Hong Kong autorise en revanche un large éventail de cultes, y compris des groupes faisant du prosélytisme comme les Témoins de Jéhovah ou le Falun Gong.
Mais le cardinal Zen redoute que cela ne dure pas.
Les autorités affirment que la liberté religieuse n'est pas visée par la nouvelle loi sur la sécurité nationale, qui fut une réponse chinoise à l'immense mobilisation populaire de 2019 à Hong Kong et vise à réprimer la sécession, la subversion ou encore la collusion avec les forces étrangères.
"Je crois que la loi requiert une obéissance absolue vis-à-vis du gouvernement", rétorque le cardinal Zen.
A l'instar de la population hongkongaise, les communautés religieuses de la ville sont traversées de multiples sensibilités quand vient la question de la tutelle chinoise.
Beaucoup d'Eglises comptent en leur sein de farouches partisans de Pékin, comme la cheffe de l'exécutif Carrie Lam, une catholique fervente.
Le chef de l'Eglise anglicane locale est membre de la Conférence consultative politique du peuple chinois (CCPPC), une chambre législative chargée de conseiller le régime communiste.
Et peu avant la présentation de la loi sur la sécurité, le Bureau de liaison, organe du pouvoir central chinois à Hong Kong, avait réuni plus de 50 dignitaires religieux.
Il avait assuré ensuite avoir recueilli l'assentiment de 20 d'entre eux, dont celui de l'évêque qui assure l'intérim au diocèse, le cardinal John Tong.
Dans deux lettres, ce dernier a récemment accusé le clergé d'"incitation à la haine" pour avoir parlé politique dans les sermons et affirmé que les sympathisants du mouvement prodémocratie sapaient l'ordre social.
- "Que pouvez-vous dire?" -
"Il croit que cette loi n'a rien à voir avec la liberté de religion. Il est très optimiste", observe M. Zen.
Mais M. Tong, concède le cardinal, est "dans une position difficile" au moment où le Vatican et Pékin travaillent au prochain renouvellement d'un accord historique sur la nomination d'évêques.

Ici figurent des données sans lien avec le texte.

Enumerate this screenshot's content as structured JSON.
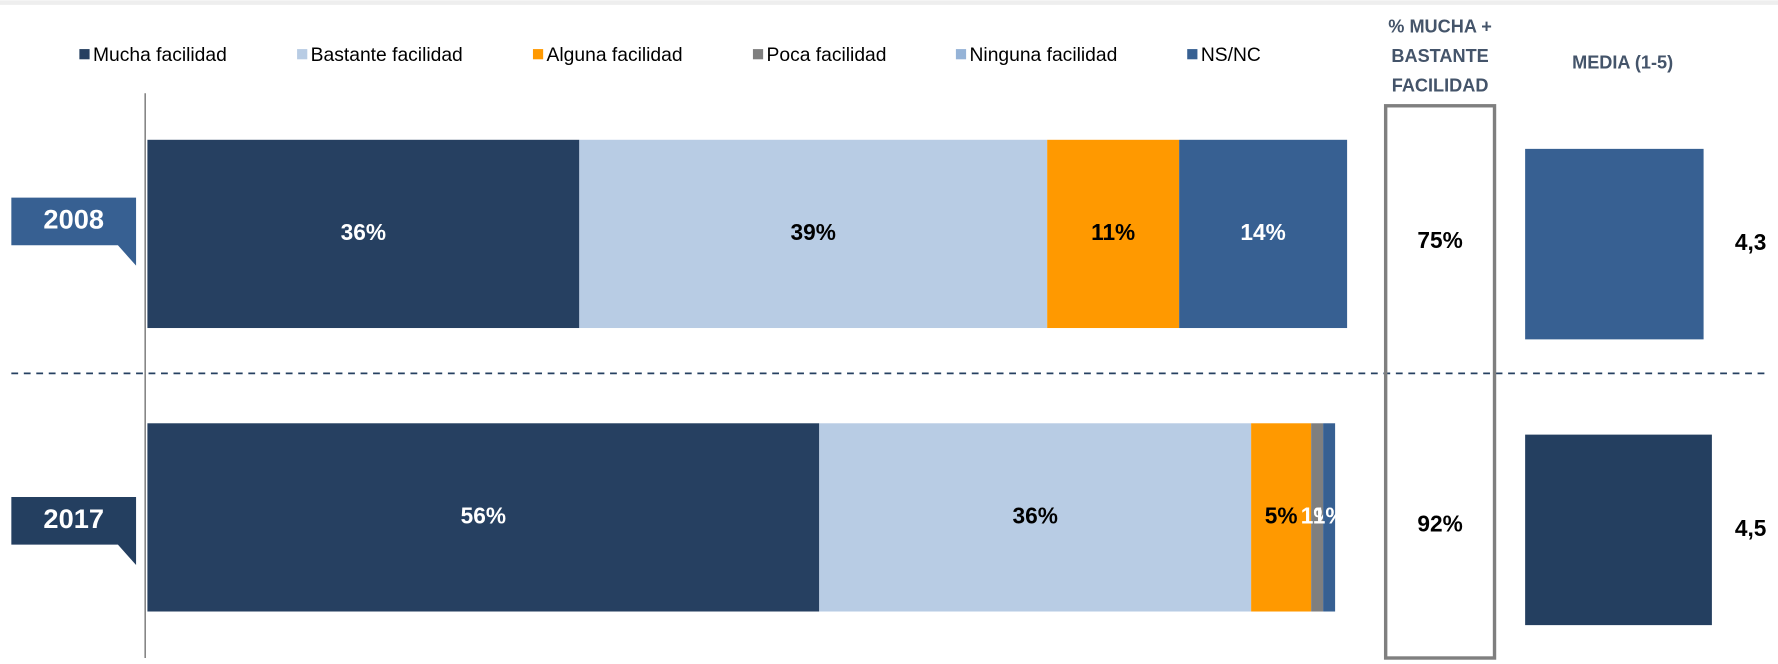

"Si on vous demande de prendre position, que pouvez-vous dire?", interroge-t-il.
Il n'est pas le seul à s'inquiéter.
Beaucoup d'Eglises hongkongaises sont très méfiantes à l'égard de Pékin, prenant ouvertement parti pour le mouvement pro-démocratie.
Certains des chefs de file du Mouvement des Parapluies de 2014 appartiennent à des Eglises évangéliques. C'est le cas de Benny Tai, Chan Kin-man et du Révérend Chu qui ont tous été condamnés pour leur engagement.
Lors des manifestations de 2019, il n'était pas rare que des églises ouvrent leurs portes pour permettre aux protestataires d'échapper aux gaz lacrymogènes. "Chante Alleluia au Seigneur" fut même un des hymnes de la contestation.
Pour le pasteur Yuen Tin-yau, un vétéran du combat pro-démocratie, il est naïf de croire que la religion échappera à la loi sur la sécurité nationale.
"C'est une attaque très large contre les libertés et les droits de l'Homme", dit-il à l'AFP. "Il n'y a pas de raison que la liberté de religion en sorte indemne."